361 - à Jules Dumont

Mazas, 3ème Division, n° 11 – 13 mai 1871

(...)

Je ne puis pas dire que je soye malade ; mais les nuits sont bien coupées, bien agitées : la tête se cercle ; les nerfs s’agacent. Cette vie est si opposée à mon tempérament, si étouffante pour mon cœur ! Priez, priez bien la Ste Vierge, s’il lui plaisait de me délivrer pour la première communion de nos enfants !

Je ne veux du reste que ce que Dieu veut ; trop heureux de lui faire un sacrifice de plus. Mille choses à votre mère, à votre oncle pour qui je prie et aux enfants que je laisse.

l’abbé Planchat

(...)

362 - à M. Louis Lantiez

Mazas, 3ème Division, n° 11 – 17 mai 1871

Cher ami,

Voyez si vous le jugez à propos de lire demain à nos chers enfants quelque chose de ce qui suit :

Chers enfants,

Je suis avec vous de cœur. Je sais à chaque heure du jour ce que vous faites pendant votre bonne retraite. Je suis certain que vous priez pour moi. De mon côté je puis dire que de 5h. du matin à 9 h. du soir, je prie pour vous. Non pas que je sois tout ce temps à genoux. Vous priez vous en marchant, avec votre chapelet. Eh bien ! moi, je fais souvent de même. Le prisonnier est dans son étroite cellule voûtée comme l’oiseau dans sa cage. S’il veut prendre de l’exercice, il faut qu’il sautille de long en large. Même en marchant, je ne récite pas toujours des prières ; mais outre pas mal de chapelets et de psaumes, tout ce que je fais, je l’offre pour vous et pour notre pauvre ville de Paris.

Chers enfants, quand même, – ce que je pense, car je connais votre bon cœur – vous auriez prié pour moi, chaque jour, depuis notre séparation si triste et si inattendue, quand vous auriez redoublé de prières, ce que je crois encore, pendant la retraite, ah ! je vous demande une chose de plus, une chose qui me consolera de ne pouvoir assister à votre Première Communion, quoique je l’aie bien désiré, tout en disant au Bon Dieu : que votre volonté soit faite ! ce que je vous demande, mes chers amis, c’est de penser à moi, au moment où, ayant reçu le Bon Dieu, vous serez à genoux, à votre place, pour l’adorer.
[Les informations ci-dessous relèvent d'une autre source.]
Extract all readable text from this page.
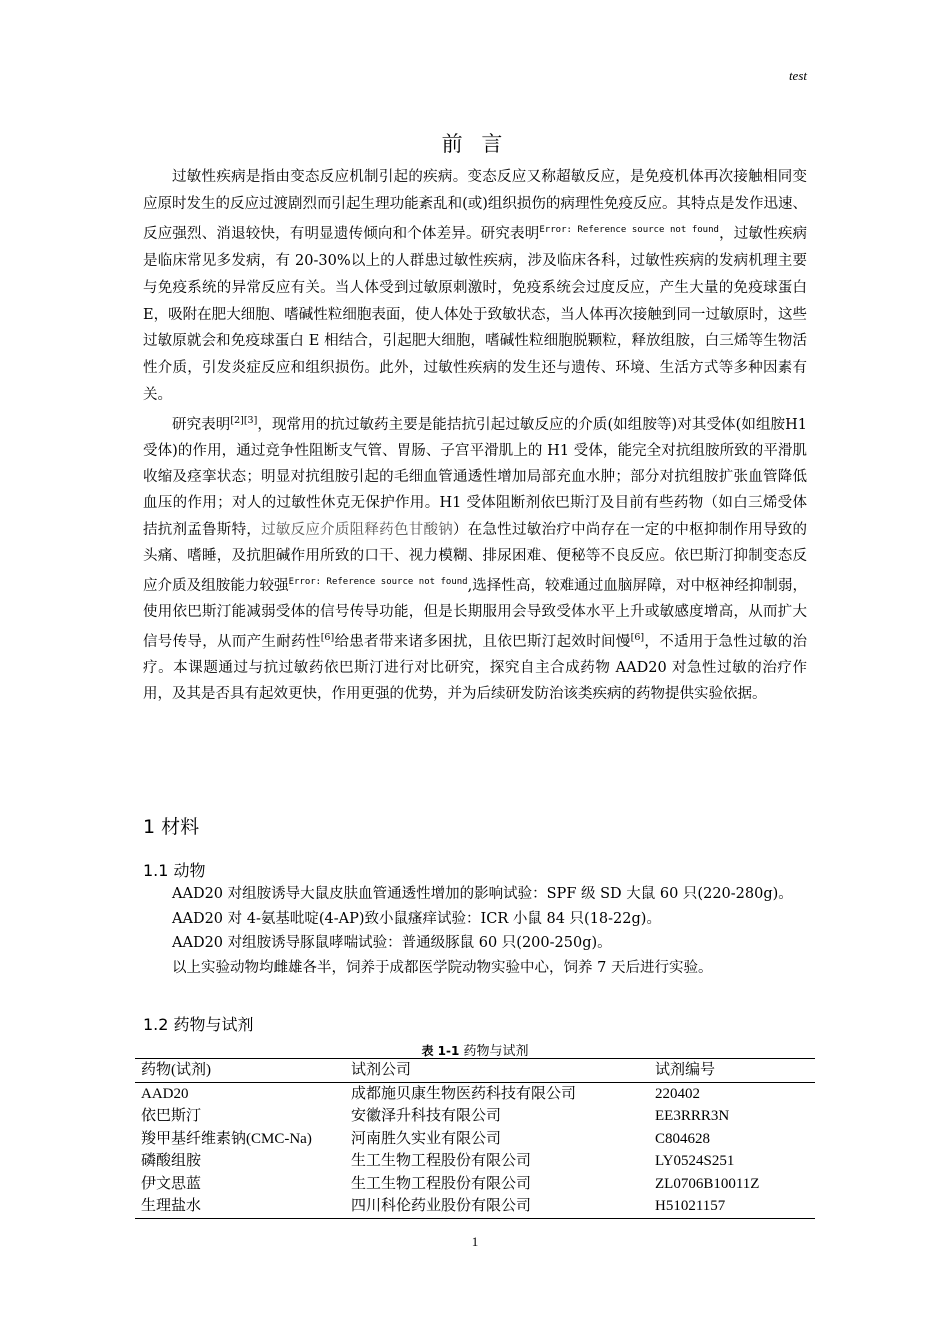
test
前 言

过敏性疾病是指由变态反应机制引起的疾病。变态反应又称超敏反应，是免疫机体再次接触相同变应原时发生的反应过渡剧烈而引起生理功能紊乱和(或)组织损伤的病理性免疫反应。其特点是发作迅速、反应强烈、消退较快，有明显遗传倾向和个体差异。研究表明$^{Error: Reference source not found}$，过敏性疾病是临床常见多发病，有 20-30%以上的人群患过敏性疾病，涉及临床各科，过敏性疾病的发病机理主要与免疫系统的异常反应有关。当人体受到过敏原刺激时，免疫系统会过度反应，产生大量的免疫球蛋白 E，吸附在肥大细胞、嗜碱性粒细胞表面，使人体处于致敏状态，当人体再次接触到同一过敏原时，这些过敏原就会和免疫球蛋白 E 相结合，引起肥大细胞，嗜碱性粒细胞脱颗粒，释放组胺，白三烯等生物活性介质，引发炎症反应和组织损伤。此外，过敏性疾病的发生还与遗传、环境、生活方式等多种因素有关。

研究表明[2][3]，现常用的抗过敏药主要是能拮抗引起过敏反应的介质(如组胺等)对其受体(如组胺H1 受体)的作用，通过竞争性阻断支气管、胃肠、子宫平滑肌上的 H1 受体，能完全对抗组胺所致的平滑肌收缩及痉挛状态；明显对抗组胺引起的毛细血管通透性增加局部充血水肿；部分对抗组胺扩张血管降低血压的作用；对人的过敏性休克无保护作用。H1 受体阻断剂依巴斯汀及目前有些药物（如白三烯受体拮抗剂孟鲁斯特，过敏反应介质阻释药色甘酸钠）在急性过敏治疗中尚存在一定的中枢抑制作用导致的头痛、嗜睡，及抗胆碱作用所致的口干、视力模糊、排尿困难、便秘等不良反应。依巴斯汀抑制变态反应介质及组胺能力较强$^{Error: Reference source not found}$,选择性高，较难通过血脑屏障，对中枢神经抑制弱，使用依巴斯汀能减弱受体的信号传导功能，但是长期服用会导致受体水平上升或敏感度增高，从而扩大信号传导，从而产生耐药性[6]给患者带来诸多困扰，且依巴斯汀起效时间慢[6]，不适用于急性过敏的治疗。本课题通过与抗过敏药依巴斯汀进行对比研究，探究自主合成药物 AAD20 对急性过敏的治疗作用，及其是否具有起效更快，作用更强的优势，并为后续研发防治该类疾病的药物提供实验依据。

1 材料
1.1 动物

AAD20 对组胺诱导大鼠皮肤血管通透性增加的影响试验：SPF 级 SD 大鼠 60 只(220-280g)。

AAD20 对 4-氨基吡啶(4-AP)致小鼠瘙痒试验：ICR 小鼠 84 只(18-22g)。

AAD20 对组胺诱导豚鼠哮喘试验：普通级豚鼠 60 只(200-250g)。

以上实验动物均雌雄各半，饲养于成都医学院动物实验中心，饲养 7 天后进行实验。

1.2 药物与试剂
表 1-1 药物与试剂
药物(试剂)	试剂公司	试剂编号
AAD20	成都施贝康生物医药科技有限公司	220402
依巴斯汀	安徽泽升科技有限公司	EE3RRR3N
羧甲基纤维素钠(CMC-Na)	河南胜久实业有限公司	C804628
磷酸组胺	生工生物工程股份有限公司	LY0524S251
伊文思蓝	生工生物工程股份有限公司	ZL0706B10011Z
生理盐水	四川科伦药业股份有限公司	H51021157
1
Je ne vous demande pas de penser, en ce moment, à moi, le premier, même le deuxième, mais le troisième. En ce moment-là, voyez-vous, chers amis, on obtient tout. Vous demanderez par conséquent en premier lieu le bonheur d’aller au ciel, pour vous-mêmes. Vous le demanderez ensuite pour vos parents ; puis en troisième lieu pour moi.
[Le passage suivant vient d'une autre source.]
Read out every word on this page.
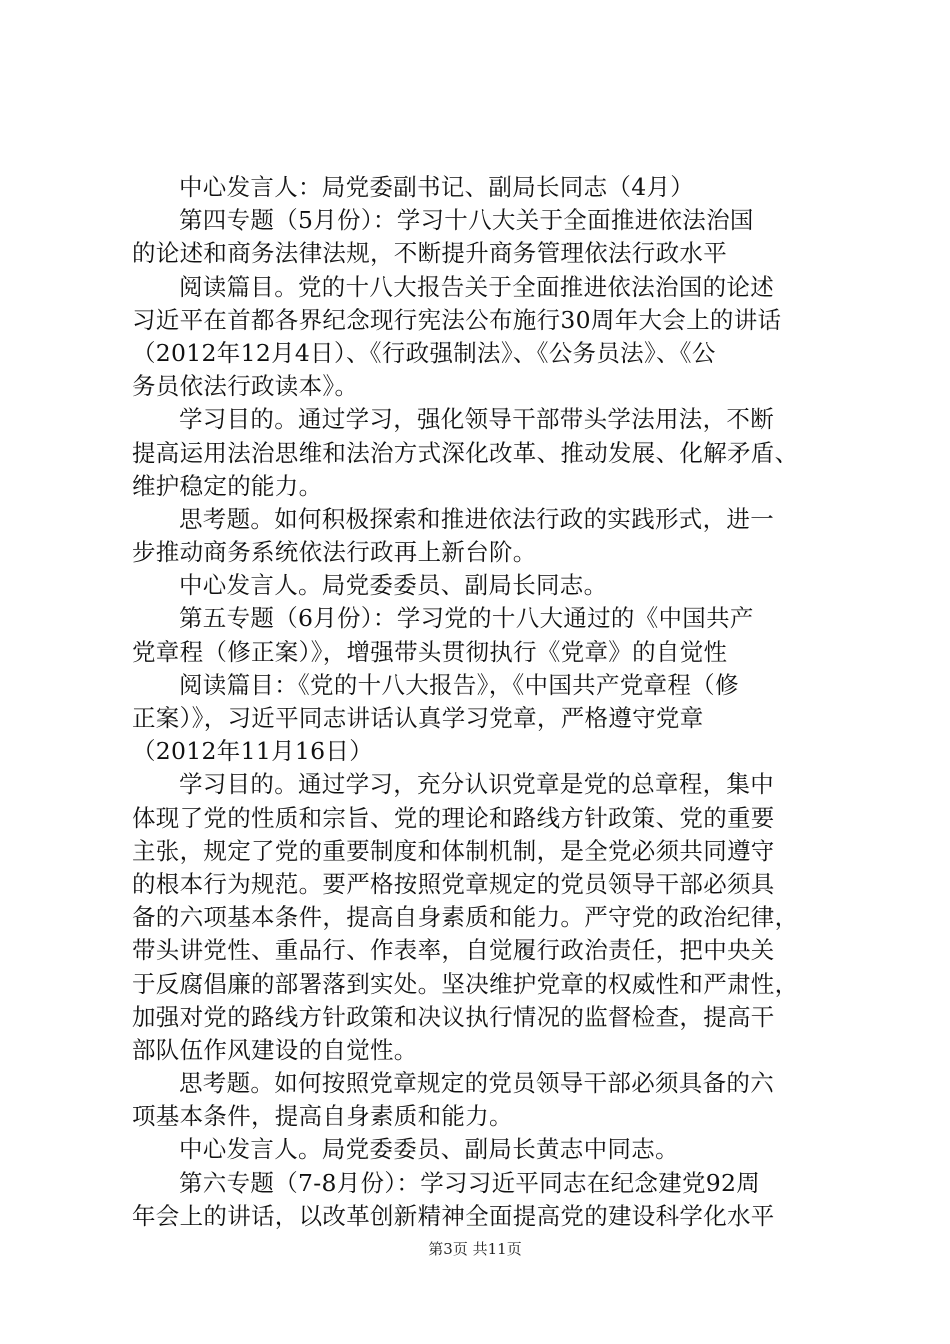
中心发言人：局党委副书记、副局长同志（4月）
第四专题（5月份）：学习十八大关于全面推进依法治国
的论述和商务法律法规，不断提升商务管理依法行政水平
阅读篇目。党的十八大报告关于全面推进依法治国的论述
习近平在首都各界纪念现行宪法公布施行30周年大会上的讲话
（2012年12月4日）、《行政强制法》、《公务员法》、《公
务员依法行政读本》。
学习目的。通过学习，强化领导干部带头学法用法，不断
提高运用法治思维和法治方式深化改革、推动发展、化解矛盾、
维护稳定的能力。
思考题。如何积极探索和推进依法行政的实践形式，进一
步推动商务系统依法行政再上新台阶。
中心发言人。局党委委员、副局长同志。
第五专题（6月份）：学习党的十八大通过的《中国共产
党章程（修正案）》，增强带头贯彻执行《党章》的自觉性
阅读篇目：《党的十八大报告》，《中国共产党章程（修
正案）》，习近平同志讲话认真学习党章，严格遵守党章
（2012年11月16日）
学习目的。通过学习，充分认识党章是党的总章程，集中
体现了党的性质和宗旨、党的理论和路线方针政策、党的重要
主张，规定了党的重要制度和体制机制，是全党必须共同遵守
的根本行为规范。要严格按照党章规定的党员领导干部必须具
备的六项基本条件，提高自身素质和能力。严守党的政治纪律，
带头讲党性、重品行、作表率，自觉履行政治责任，把中央关
于反腐倡廉的部署落到实处。坚决维护党章的权威性和严肃性，
加强对党的路线方针政策和决议执行情况的监督检查，提高干
部队伍作风建设的自觉性。
思考题。如何按照党章规定的党员领导干部必须具备的六
项基本条件，提高自身素质和能力。
中心发言人。局党委委员、副局长黄志中同志。
第六专题（7-8月份）：学习习近平同志在纪念建党92周
年会上的讲话，以改革创新精神全面提高党的建设科学化水平
第3页 共11页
“Et votre prison, Monsieur ?” La prison, c’est la vie ; plus ou moins grande, la terre est toujours une prison. On n’y voit pas plus le Bon Dieu et la Sainte Vierge, qu’à Mazas, dans sa cellule, on ne voit ses chers apprentis et jeunes ouvriers de Ste-Anne.

Cela ne veut pas dire que je vous défende de demander ma délivrance. Oh ! si, sans même vous voir, je pouvais bientôt au moins dire la Messe pour vous et pour tous ceux qui souffrent en ce moment ! Si je pouvais vous revoir avant qu’aucun de vous ne soit arraché à ce bon patronage où vous voulez toujours venir, je le sais bien ! Vous pouvez demander cela au jour de votre toute-puissance, au beau jour de votre Première Communion, mais en ajoutant : “que la volonté de Dieu soit faite !”

Votre ami dévoué

l’Abbé Planchat

(...)

363 - à Mlle Erdeven

Mazas, 3ème Division, n° 11 – 19 mai 1871

Mademoiselle,

Je ne sais pas comment le temps s’est écoulé depuis mon incarcération du 6 avril, sans que j’aie songé à réclamer vos bonnes prières et celles des âmes pieuses que vous connaissez. Du reste le moment le plus important pour cela est venu, puisque la Commune s’occupe tout juste, à cette heure, non de la libération, mais de l’exécution des prêtres. Et pourtant peut-être je vous eusse encore oubliée, si ma pauvre mère, qui se donne pour moi tout le mouvement possible, craignant avec juste raison, – comme je crains moi-même tout en m’abandonnant à Dieu et à Marie, pour ma pauvre carcasse nerveuse, qu’agace le régime cellulaire – si ma pauvre mère, dis-je, ne m’avait annoncé une triste nouvelle, la nouvelle de la mort de ce bon M. Payen. Elle m’a dit qu’elle croyait ces dames à Grenelle. Moi, j’ai cru comprendre, quand je vous ai vue, l’hiver dernier à Ste-Anne que ces dames étaient au Marais, où même elles avaient une ambulance.

(...)

Me voilà, il me semble, remis malgré ma mauvaise nuit. J’ai trois fois besoin de prières pour me tenir prêt à recevoir le coup de grâce qui peut venir, et sans avis préalable et sans confession ; pour me maintenir dans l’amitié de Dieu par le seul secours direct de sa grâce ; pour ne pas perdre par les lâchetés, hélas ! trop fréquentes de ma misérable volonté, le mérite de cette croix bénite envoyée par Dieu, pour mon bien et pour celui de mes chères ouailles.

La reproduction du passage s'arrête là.